Families of missing residents and civil defence agency crews moved in for the grim search after Israel announced late Wednesday that it had ended its operation there against Hamas.


‘Once the Israeli occupation forces withdrew from the Shujaiya neighbourhood, civil defence crews, with local residents, managed to recover about 60 martyrs up to now,’ agency spokesman Mahmud Bassal said.

Some 85 per cent of buildings are now ‘uninhabitable’ and Shujaiya has been turned into a ‘disaster zone’, he added, estimating that 120,000 people had been left homeless.

Residents who returned found a ghost town.

Sabrin Abu Asr said the district was ‘in ruins’ as she went back to see the debris of her home.

Like most buildings, only a skeletal frame remained after two weeks of clashes between the Israeli army and Palestinian militants that forced tens of thousands of people to flee.

The rest lay collapsed in piles of crushed concrete, cinder blocks and twisted rebar.

A full evacuation order was issued for Shujaiya on June 27. Since then, Israel has warned that all of Gaza City will remain a ‘dangerous’ combat zone.

Israeli military offensive has killed at least 38,345 people in Gaza, also mostly civilians, according to figures from the territory’s health ministry.

G7 foreign ministers condemned on Thursday the move by Israel to legalise five outposts in the West Bank, and slammed its decision to expand existing settlements and establish new ones.

Settlement expansion has increased sharply since Prime Minister Benjamin Netanyahu returned to power in late 2022 at the helm of a hardline pro-settler coalition.

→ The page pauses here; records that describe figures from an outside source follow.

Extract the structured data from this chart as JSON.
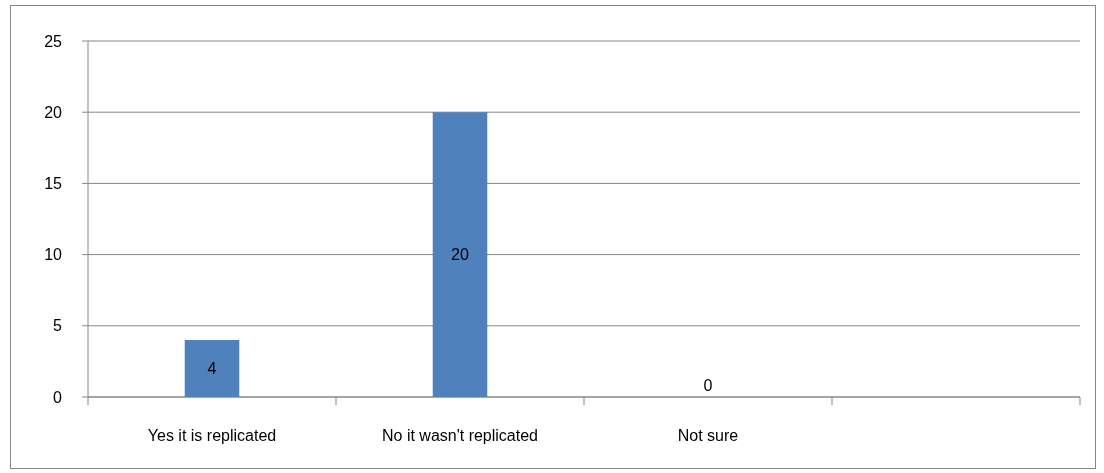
{
  "chart_data": {
    "type": "bar",
    "categories": [
      "Yes it is replicated",
      "No it wasn't replicated",
      "Not sure",
      null
    ],
    "values": [
      4,
      20,
      0,
      null
    ],
    "color": "#4f81bd",
    "ylim": [
      0,
      25
    ],
    "yticks": [
      0,
      5,
      10,
      15,
      20,
      25
    ],
    "grid": "y",
    "data_labels": true
  }
}
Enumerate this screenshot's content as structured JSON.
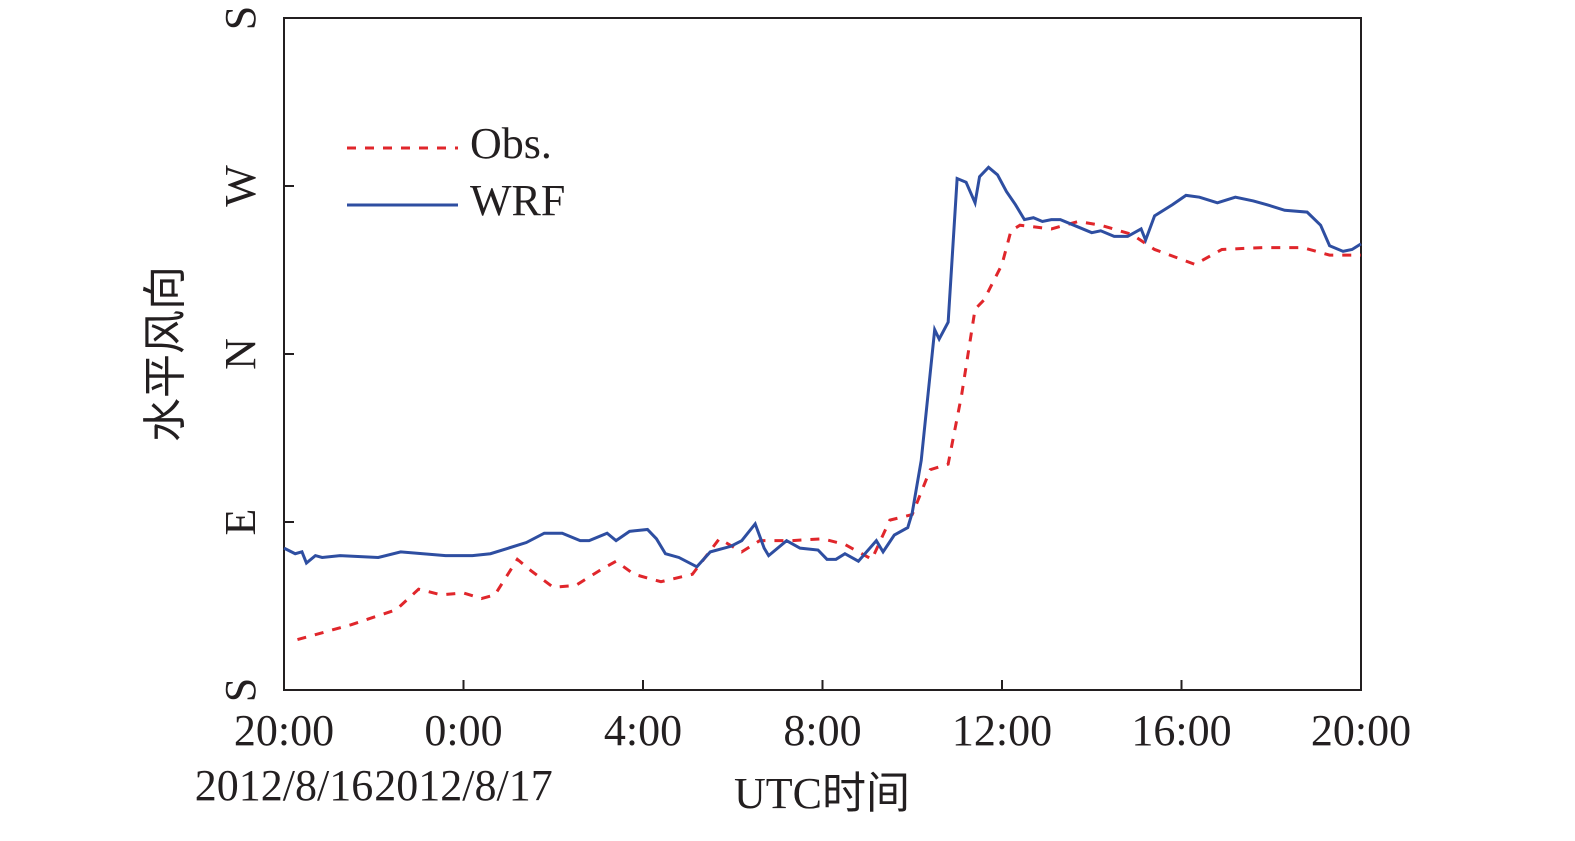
{
  "chart_data": {
    "type": "line",
    "ylabel": "水平风向",
    "xlabel": "UTC时间",
    "xlim": [
      0,
      24
    ],
    "xticks": [
      {
        "value": 0,
        "label": "20:00"
      },
      {
        "value": 4,
        "label": "0:00"
      },
      {
        "value": 8,
        "label": "4:00"
      },
      {
        "value": 12,
        "label": "8:00"
      },
      {
        "value": 16,
        "label": "12:00"
      },
      {
        "value": 20,
        "label": "16:00"
      },
      {
        "value": 24,
        "label": "20:00"
      }
    ],
    "date_labels": [
      {
        "value": 0,
        "label": "2012/8/16"
      },
      {
        "value": 4,
        "label": "2012/8/17"
      }
    ],
    "ylim": [
      0,
      360
    ],
    "yticks": [
      {
        "value": 0,
        "label": "S"
      },
      {
        "value": 90,
        "label": "E"
      },
      {
        "value": 180,
        "label": "N"
      },
      {
        "value": 270,
        "label": "W"
      },
      {
        "value": 360,
        "label": "S"
      }
    ],
    "legend": "upper-left",
    "series": [
      {
        "name": "Obs.",
        "color": "#e0262b",
        "dashed": true,
        "x": [
          0.3,
          1.5,
          2.5,
          3,
          3.5,
          4,
          4.4,
          4.7,
          5.2,
          5.5,
          6,
          6.5,
          7.1,
          7.4,
          7.8,
          8.4,
          9.1,
          9.7,
          10.2,
          10.6,
          11.3,
          12,
          12.5,
          13.1,
          13.5,
          14,
          14.4,
          14.8,
          15.1,
          15.4,
          15.6,
          16,
          16.2,
          16.4,
          17.1,
          17.7,
          18.2,
          18.9,
          19.4,
          20.3,
          20.9,
          21.8,
          22.7,
          23.3,
          24
        ],
        "values": [
          27,
          35,
          43,
          54,
          51,
          52,
          49,
          51,
          70,
          64,
          55,
          56,
          65,
          69,
          62,
          58,
          62,
          81,
          74,
          80,
          80,
          81,
          78,
          70,
          91,
          94,
          118,
          121,
          158,
          204,
          209,
          228,
          246,
          249,
          247,
          251,
          249,
          244,
          236,
          228,
          236,
          237,
          237,
          233,
          233
        ]
      },
      {
        "name": "WRF",
        "color": "#2e4ea1",
        "dashed": false,
        "x": [
          0,
          0.25,
          0.4,
          0.5,
          0.7,
          0.85,
          1.25,
          2.1,
          2.6,
          3.6,
          4.2,
          4.6,
          5,
          5.4,
          5.8,
          6.2,
          6.6,
          6.8,
          7.2,
          7.4,
          7.7,
          8.1,
          8.3,
          8.5,
          8.8,
          9.2,
          9.5,
          9.96,
          10.2,
          10.5,
          10.7,
          10.8,
          11.2,
          11.5,
          11.9,
          12.1,
          12.3,
          12.5,
          12.8,
          13.2,
          13.35,
          13.6,
          13.9,
          14,
          14.2,
          14.5,
          14.6,
          14.8,
          15,
          15.2,
          15.4,
          15.5,
          15.7,
          15.9,
          16.1,
          16.3,
          16.5,
          16.7,
          16.9,
          17.1,
          17.3,
          17.7,
          18,
          18.2,
          18.5,
          18.8,
          19.1,
          19.2,
          19.4,
          19.8,
          20.1,
          20.4,
          20.8,
          21.2,
          21.6,
          21.9,
          22.3,
          22.8,
          23.1,
          23.3,
          23.6,
          23.8,
          24
        ],
        "values": [
          76,
          73,
          74,
          68,
          72,
          71,
          72,
          71,
          74,
          72,
          72,
          73,
          76,
          79,
          84,
          84,
          80,
          80,
          84,
          80,
          85,
          86,
          81,
          73,
          71,
          66,
          74,
          77,
          80,
          89,
          76,
          72,
          80,
          76,
          75,
          70,
          70,
          73,
          69,
          80,
          74,
          83,
          87,
          95,
          123,
          193,
          188,
          197,
          274,
          272,
          261,
          275,
          280,
          276,
          267,
          260,
          252,
          253,
          251,
          252,
          252,
          248,
          245,
          246,
          243,
          243,
          247,
          241,
          254,
          260,
          265,
          264,
          261,
          264,
          262,
          260,
          257,
          256,
          249,
          238,
          235,
          236,
          239
        ]
      }
    ]
  }
}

‘We, the G7 Foreign Ministers... join the UN and the European Union in condemning the announcement by Israeli Finance Minister (Bezalel) Smotrich that five outposts are to be legalised in the West Bank,’ read a statement that also rejected Israel’s decision to declare over 1,270 hectares (3,100 acres) as ‘state lands’.

It called the latter ‘the largest such declaration of state land since the Oslo Accords.’

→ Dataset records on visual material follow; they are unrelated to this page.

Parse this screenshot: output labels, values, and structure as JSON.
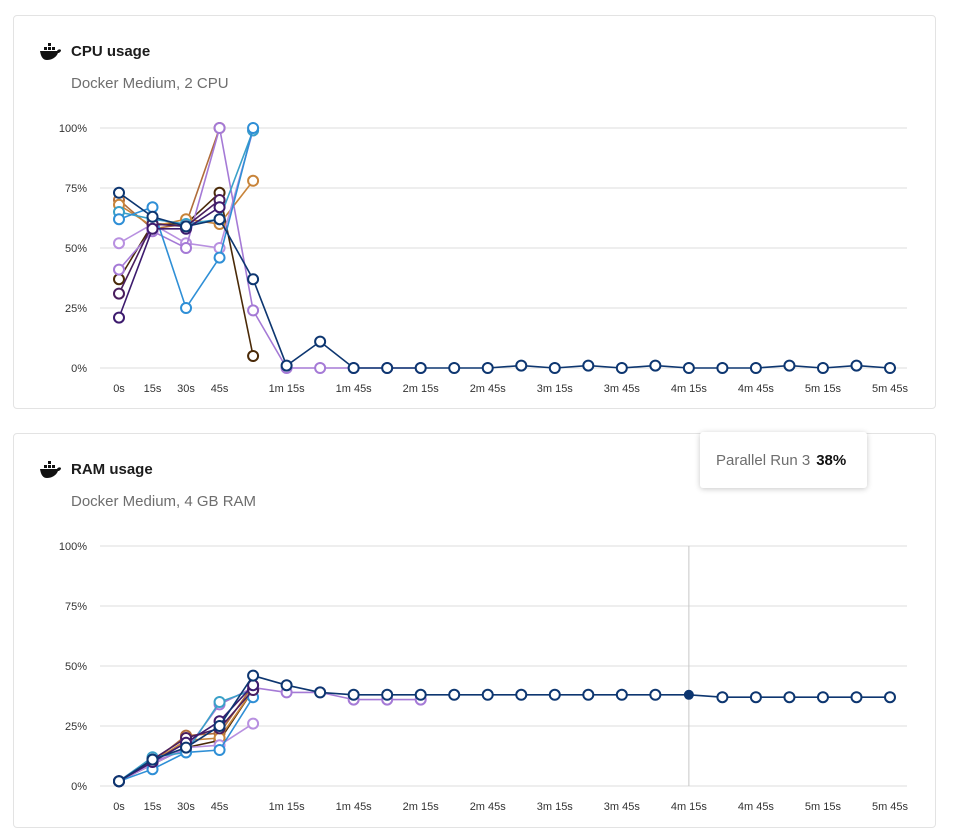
{
  "colors": {
    "navy": "#0d3670",
    "purple": "#3d1b6e",
    "plum": "#4a1e5e",
    "blue": "#2f8fd6",
    "lavender": "#a57ad6",
    "orange": "#c8843a",
    "brown": "#4a2a08",
    "teal": "#3aa0c8"
  },
  "chart_data": [
    {
      "type": "line",
      "title": "CPU usage",
      "subtitle": "Docker Medium, 2 CPU",
      "icon": "docker-whale-icon",
      "ylim": [
        0,
        100
      ],
      "y_ticks": [
        "100%",
        "75%",
        "50%",
        "25%",
        "0%"
      ],
      "y_tick_values": [
        100,
        75,
        50,
        25,
        0
      ],
      "x_tick_labels": [
        "0s",
        "15s",
        "30s",
        "45s",
        "1m 15s",
        "1m 45s",
        "2m 15s",
        "2m 45s",
        "3m 15s",
        "3m 45s",
        "4m 15s",
        "4m 45s",
        "5m 15s",
        "5m 45s"
      ],
      "x_tick_values": [
        0,
        15,
        30,
        45,
        75,
        105,
        135,
        165,
        195,
        225,
        255,
        285,
        315,
        345
      ],
      "grid": true,
      "series": [
        {
          "color": "#0d3670",
          "x": [
            0,
            15,
            30,
            45,
            60,
            75,
            90,
            105,
            120,
            135,
            150,
            165,
            180,
            195,
            210,
            225,
            240,
            255,
            270,
            285,
            300,
            315,
            330,
            345
          ],
          "values": [
            73,
            63,
            59,
            62,
            37,
            1,
            11,
            0,
            0,
            0,
            0,
            0,
            1,
            0,
            1,
            0,
            1,
            0,
            0,
            0,
            1,
            0,
            1,
            0
          ]
        },
        {
          "color": "#3d1b6e",
          "x": [
            0,
            15,
            30,
            45
          ],
          "values": [
            21,
            58,
            58,
            67
          ]
        },
        {
          "color": "#4a1e5e",
          "x": [
            0,
            15,
            30,
            45
          ],
          "values": [
            31,
            60,
            59,
            70
          ]
        },
        {
          "color": "#2f8fd6",
          "x": [
            0,
            15,
            30,
            45,
            60
          ],
          "values": [
            62,
            67,
            25,
            46,
            100
          ]
        },
        {
          "color": "#3aa0c8",
          "x": [
            0,
            15,
            30,
            45,
            60
          ],
          "values": [
            65,
            62,
            60,
            62,
            99
          ]
        },
        {
          "color": "#a57ad6",
          "x": [
            0,
            15,
            30,
            45,
            60,
            75,
            90,
            105,
            120,
            135
          ],
          "values": [
            41,
            57,
            50,
            100,
            24,
            0,
            0,
            0,
            0,
            0
          ]
        },
        {
          "color": "#b890e0",
          "x": [
            0,
            15,
            30,
            45,
            60
          ],
          "values": [
            52,
            60,
            52,
            50,
            99
          ]
        },
        {
          "color": "#c8843a",
          "x": [
            0,
            15,
            30,
            45,
            60
          ],
          "values": [
            68,
            59,
            62,
            60,
            78
          ]
        },
        {
          "color": "#b06c3a",
          "x": [
            0,
            15,
            30,
            45
          ],
          "values": [
            70,
            58,
            60,
            100
          ]
        },
        {
          "color": "#4a2a08",
          "x": [
            0,
            15,
            30,
            45,
            60
          ],
          "values": [
            37,
            60,
            60,
            73,
            5
          ]
        }
      ]
    },
    {
      "type": "line",
      "title": "RAM usage",
      "subtitle": "Docker Medium, 4 GB RAM",
      "icon": "docker-whale-icon",
      "ylim": [
        0,
        100
      ],
      "y_ticks": [
        "100%",
        "75%",
        "50%",
        "25%",
        "0%"
      ],
      "y_tick_values": [
        100,
        75,
        50,
        25,
        0
      ],
      "x_tick_labels": [
        "0s",
        "15s",
        "30s",
        "45s",
        "1m 15s",
        "1m 45s",
        "2m 15s",
        "2m 45s",
        "3m 15s",
        "3m 45s",
        "4m 15s",
        "4m 45s",
        "5m 15s",
        "5m 45s"
      ],
      "x_tick_values": [
        0,
        15,
        30,
        45,
        75,
        105,
        135,
        165,
        195,
        225,
        255,
        285,
        315,
        345
      ],
      "grid": true,
      "crosshair_x": 255,
      "highlight": {
        "series_index": 0,
        "x": 255
      },
      "series": [
        {
          "color": "#0d3670",
          "x": [
            0,
            15,
            30,
            45,
            60,
            75,
            90,
            105,
            120,
            135,
            150,
            165,
            180,
            195,
            210,
            225,
            240,
            255,
            270,
            285,
            300,
            315,
            330,
            345
          ],
          "values": [
            2,
            11,
            16,
            25,
            46,
            42,
            39,
            38,
            38,
            38,
            38,
            38,
            38,
            38,
            38,
            38,
            38,
            38,
            37,
            37,
            37,
            37,
            37,
            37
          ]
        },
        {
          "color": "#3d1b6e",
          "x": [
            0,
            15,
            30,
            45,
            60
          ],
          "values": [
            2,
            10,
            18,
            27,
            42
          ]
        },
        {
          "color": "#4a1e5e",
          "x": [
            0,
            15,
            30,
            45,
            60
          ],
          "values": [
            2,
            11,
            20,
            24,
            40
          ]
        },
        {
          "color": "#2f8fd6",
          "x": [
            0,
            15,
            30,
            45,
            60
          ],
          "values": [
            2,
            7,
            14,
            15,
            37
          ]
        },
        {
          "color": "#3aa0c8",
          "x": [
            0,
            15,
            30,
            45,
            60
          ],
          "values": [
            2,
            12,
            14,
            35,
            40
          ]
        },
        {
          "color": "#a57ad6",
          "x": [
            0,
            15,
            30,
            45,
            60,
            75,
            90,
            105,
            120,
            135
          ],
          "values": [
            2,
            10,
            15,
            34,
            41,
            39,
            39,
            36,
            36,
            36
          ]
        },
        {
          "color": "#b890e0",
          "x": [
            0,
            15,
            30,
            45,
            60
          ],
          "values": [
            2,
            9,
            16,
            17,
            26
          ]
        },
        {
          "color": "#c8843a",
          "x": [
            0,
            15,
            30,
            45,
            60
          ],
          "values": [
            2,
            10,
            19,
            20,
            40
          ]
        },
        {
          "color": "#b06c3a",
          "x": [
            0,
            15,
            30,
            45,
            60
          ],
          "values": [
            2,
            10,
            21,
            22,
            42
          ]
        },
        {
          "color": "#4a2a08",
          "x": [
            0,
            15,
            30,
            45,
            60
          ],
          "values": [
            2,
            9,
            16,
            19,
            40
          ]
        }
      ]
    }
  ],
  "tooltip": {
    "label": "Parallel Run 3",
    "value": "38%"
  }
}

The foreign ministers of the Group of Seven rich nations also criticised Israel’s decision ‘to expand existing settlements in the occupied West Bank by 5,295 new housing units and to establish three new settlements.’

It called Israel’s settlement programme ‘inconsistent with international law, and counterproductive to the cause of peace.’

Israel has occupied the West Bank since 1967 and established settlements that are deemed illegal under international law.

Not counting annexed east Jerusalem, more than 490,000 settlers live in the West Bank alongside three million Palestinians.

The United States on Thursday imposed new sanctions against Israeli extremists over violence against Palestinians, including slapping financial restrictions on four settlement outposts in the West Bank.

The State Department also blacklisted Lehava, which it described as the ‘largest violent extremist organization in Israel’ with more than 10,000 members.

‘We strongly encourage the government of Israel to take immediate steps to hold these individuals and entities accountable. In the absence of such steps, we will continue to impose our own accountability measures,’ State Department spokesman Matthew Miller said.

The Israeli government recently approved three wildcat outposts, in what the Peace Now watchdog called a new step toward ‘annexation’ of the West Bank.

The United States is ‘moving forward’ with sending 500-pound bombs to Israel after a pause over concerns that 2,000-pound munitions in the same shipment could be used in populated areas, a US official said Thursday.

Washington halted the bomb shipment in early May when it appeared Israel was on the verge of a major ground operation in Rafah in southern Gaza that the US government strongly opposed, with Israel eventually launching a more limited incursion instead.

‘We’ve been clear that our concern has been on the end-use of the 2,000-pound bombs, particularly in advance of Israel’s Rafah campaign which they have announced they are concluding,’ the US official said on condition of anonymity.

‘Because of how these shipments are put together, other munitions may sometimes be co-mingled. That’s what happened here with the 500-pound bombs,’ the official said, adding: ‘Because our concern was not about the 500-pound bombs, those are moving forward as part of the usual process.’

Last month, Israeli Prime Minister Benjamin Netanyahu publicly accused President Joe Biden’s administration of slowing down weapons deliveries to Israel, which has been at war in Gaza since an October 7 attack by Hamas.

US officials denied the accusations, saying that the bomb shipment was the only one affected, with the two sides later signaling progress on resolving the rift.

The United States is Israel’s main military backer, but the White House has voiced frustration over the rising civilian death toll in Gaza, where Israel has conducted more than nine months of operations against Hamas.